National Science Day Why is National Science Day celebrated on 28 February?

Science News Desk – It may come as a surprise that the National Science Day in India is not dedicated to the birthday or death anniversary of a great scientist. Not only this, in fact it is not dedicated to any scientist but the achievement of a great scientist. The day of 28 February is recorded as a very important day in the history of India. On this day in 1928, the first major scientific discovery was made in India, due to which National Science Day is celebrated in India on 28 February because on this day Indian scientist CV Raman made the biggest discovery of his life, on which he was awarded the Nobel Prize.

what was that discovery
This was the first time that an Indian had received the Nobel Prize for Science. His discovery is known as Raman Effect. In honor of this discovery of Dr. CV Raman, National Science Day is celebrated with the aim of encouraging the young scientists and children of the country.

who recommended
In 1986, the National Council for Science and Technology Communication recommended to the Government of India that National Science Day should be celebrated in the country on 28 February every year. Today this day is celebrated in all the schools, colleges, universities and other educational, scientific, technical, medical and research institutions of the country.

multiple programs
This day is being celebrated across the country since 28 February 1987 and from the year 2020, scientific awards are also given for making special contributions in the field of science and communication to encourage science in the country. On this day many activities like public lectures, science related programs on Radio TV etc., science films are shown and scientific exhibitions are organized across the country.

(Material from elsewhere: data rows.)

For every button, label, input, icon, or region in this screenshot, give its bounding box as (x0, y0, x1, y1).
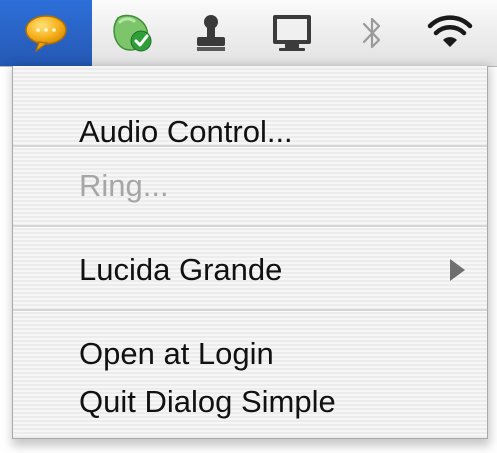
menu-item-label: Open at Login (79, 336, 274, 371)
menubar-item-dialog-simple[interactable] (0, 0, 92, 66)
menu-item-label: Audio Control... (79, 114, 293, 149)
menu-separator (13, 309, 487, 312)
menu-item-ring: Ring... (13, 166, 487, 206)
menu-separator (13, 225, 487, 228)
menu-item-open-at-login[interactable]: Open at Login (13, 334, 487, 374)
bluetooth-icon (358, 13, 386, 53)
menu-item-quit[interactable]: Quit Dialog Simple (13, 382, 487, 422)
submenu-arrow-icon (450, 259, 465, 281)
menu-bar (0, 0, 497, 67)
dropdown-menu: Audio Control... Ring... Lucida Grande O… (12, 66, 488, 439)
menubar-item-stamp[interactable] (178, 0, 244, 66)
menu-item-label: Quit Dialog Simple (79, 384, 336, 419)
wifi-icon (427, 13, 473, 53)
green-check-status-icon (110, 12, 154, 54)
display-icon (270, 12, 314, 54)
menubar-item-bluetooth[interactable] (342, 0, 402, 66)
menu-item-lucida-grande[interactable]: Lucida Grande (13, 250, 487, 290)
menu-separator (13, 145, 487, 148)
menu-item-label: Lucida Grande (79, 252, 283, 287)
menubar-item-status[interactable] (96, 0, 168, 66)
menubar-item-display[interactable] (254, 0, 330, 66)
menubar-item-wifi[interactable] (412, 0, 488, 66)
menu-item-label: Ring... (79, 168, 169, 203)
stamp-icon (193, 13, 229, 53)
speech-bubble-icon (23, 13, 69, 53)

But why the discovery of CV Raman?
CV Raman discovered the Raman effect in 1921 while returning from Bombay by ship to London, without extensive research and expensive equipment, while searching for an answer to a very simple question, whose impact was so profound in the science world that the British Nobel Committee could not hesitate to award the Nobel Prize to

what was that question
Returning to India from London on the fifteenth day of the journey, CV Raman was doing some contemplation in the evening. Then he was attracted by the deep blue color of the Mediterranean Sea and the question arose in his mind as to why this color is blue. This question was deeply seated in Raman’s mind. He did many experiments to get the answer and finally got success on 28 February 1928.

what is the raman effect
The Raman effect is actually the process of scattering or scattering of light due to the particles of the medium. It occurs when light enters a medium which changes its wavelength. When a ray of light passes through a transparent chemical, a part of the light changes its direction. This effect is called Raman effect.

Due to the scattering of these light, the lines formed in the spectrum were later called Raman lines, which are actually made of Raman effect. The Raman effect made its way into spectrometry, giving rise to Raman spectrometry, which has many uses in physics and chemistry. The scientists of the world readily accepted the Raman effect. The Raman effect was mentioned in nearly 700 research papers in the first seven years of its discovery. This is a very inspiring discovery which proves that a scientific attitude in every individual can make great discoveries.